Study co-author Di-Jia Liu is a  senior chemist in Argonne’s Chemical Sciences and Engineering division and a UChicago CASE scientist in the Pritzker School of Molecular Engineering.

“The process resulting from our catalyst would contribute to the circular carbon economy, which entails the reuse of carbon dioxide,” said Liu. “The process resulting from our catalyst would contribute to the circular carbon economy, which entails the reuse of carbon dioxide.”

This new process would work by electrochemically converting the CO2 emitted from industrial processes, such as fossil fuel power plants, into liquid fuel.

“With this research, we’ve discovered a new catalytic mechanism for converting carbon dioxide and water into ethanol,” said study co-author Professor Tao Xu of Northern Illinois University. 

“The mechanism should also provide a foundation for development of highly efficient electrocatalysts for carbon dioxide conversion to a vast array of value-added chemicals.”

“We could couple the electrochemical process of CO2-to-ethanol conversion using our catalyst to the electric grid and take advantage of the low-cost electricity available from renewable sources like solar and wind during off-peak hours.” 
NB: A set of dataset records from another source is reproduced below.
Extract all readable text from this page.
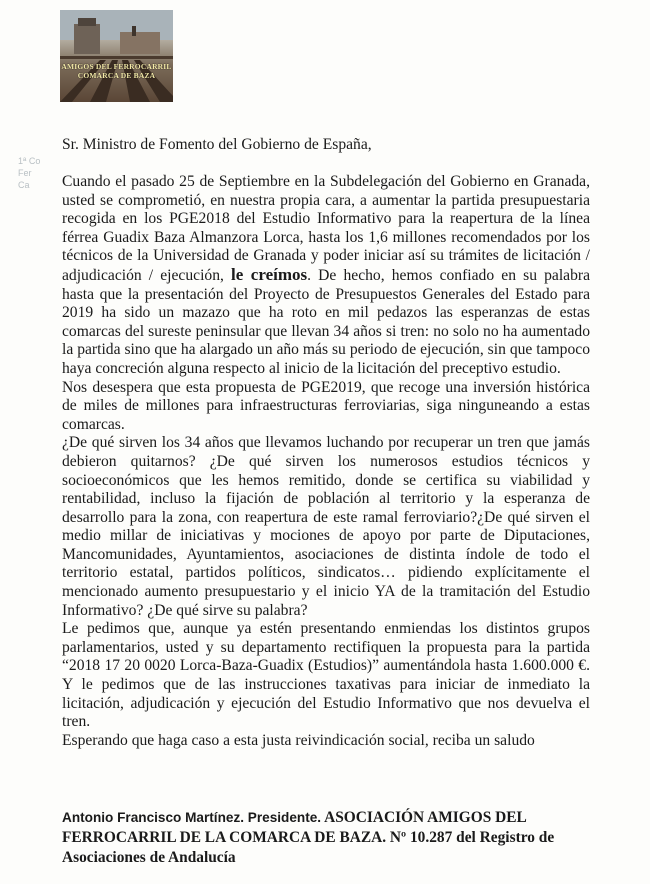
AMIGOS DEL FERROCARRIL
COMARCA DE BAZA
1ª Co
Fer
Ca
Sr. Ministro de Fomento del Gobierno de España,

Cuando el pasado 25 de Septiembre en la Subdelegación del Gobierno en Granada, usted se comprometió, en nuestra propia cara, a aumentar la partida presupuestaria recogida en los PGE2018 del Estudio Informativo para la reapertura de la línea férrea Guadix Baza Almanzora Lorca, hasta los 1,6 millones recomendados por los técnicos de la Universidad de Granada y poder iniciar así su trámites de licitación / adjudicación / ejecución, le creímos. De hecho, hemos confiado en su palabra hasta que la presentación del Proyecto de Presupuestos Generales del Estado para 2019 ha sido un mazazo que ha roto en mil pedazos las esperanzas de estas comarcas del sureste peninsular que llevan 34 años si tren: no solo no ha aumentado la partida sino que ha alargado un año más su periodo de ejecución, sin que tampoco haya concreción alguna respecto al inicio de la licitación del preceptivo estudio.

Nos desespera que esta propuesta de PGE2019, que recoge una inversión histórica de miles de millones para infraestructuras ferroviarias, siga ninguneando a estas comarcas.

¿De qué sirven los 34 años que llevamos luchando por recuperar un tren que jamás debieron quitarnos? ¿De qué sirven los numerosos estudios técnicos y socioeconómicos que les hemos remitido, donde se certifica su viabilidad y rentabilidad, incluso la fijación de población al territorio y la esperanza de desarrollo para la zona, con reapertura de este ramal ferroviario?¿De qué sirven el medio millar de iniciativas y mociones de apoyo por parte de Diputaciones, Mancomunidades, Ayuntamientos, asociaciones de distinta índole de todo el territorio estatal, partidos políticos, sindicatos… pidiendo explícitamente el mencionado aumento presupuestario y el inicio YA de la tramitación del Estudio Informativo? ¿De qué sirve su palabra?

Le pedimos que, aunque ya estén presentando enmiendas los distintos grupos parlamentarios, usted y su departamento rectifiquen la propuesta para la partida “2018 17 20 0020 Lorca-Baza-Guadix (Estudios)” aumentándola hasta 1.600.000 €. Y le pedimos que de las instrucciones taxativas para iniciar de inmediato la licitación, adjudicación y ejecución del Estudio Informativo que nos devuelva el tren.

Esperando que haga caso a esta justa reivindicación social, reciba un saludo

Antonio Francisco Martínez. Presidente. ASOCIACIÓN AMIGOS DEL FERROCARRIL DE LA COMARCA DE BAZA. Nº 10.287 del Registro de Asociaciones de Andalucía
According to the experts, the new process operates at a low temperature and pressure, which means it can be rapidly started and stopped.

Study co-author Tao Li is an assistant professor in the Department of Chemistry and Biochemistry at Northern Illinois University and an assistant scientist in Argonne’s X-ray Science division. 

“Thanks to the high photon flux of the X-ray beams at the APS, we have captured the structural changes of the catalyst during the electrochemical reaction,” said Professor Li. 

The experiments showed a reversible transformation from atomically dispersed copper to clusters of three copper atoms each on application of a low voltage. The CO2-to-ethanol catalysis occurs on these tiny copper clusters – which will lead to improvements in the design.

“We have prepared several new catalysts using this approach and found that they are all highly efficient in converting CO2 to other hydrocarbons,” said Liu. “We plan to continue this research in collaboration with industry to advance this promising technology.”

The study is published in the journal Nature Energy.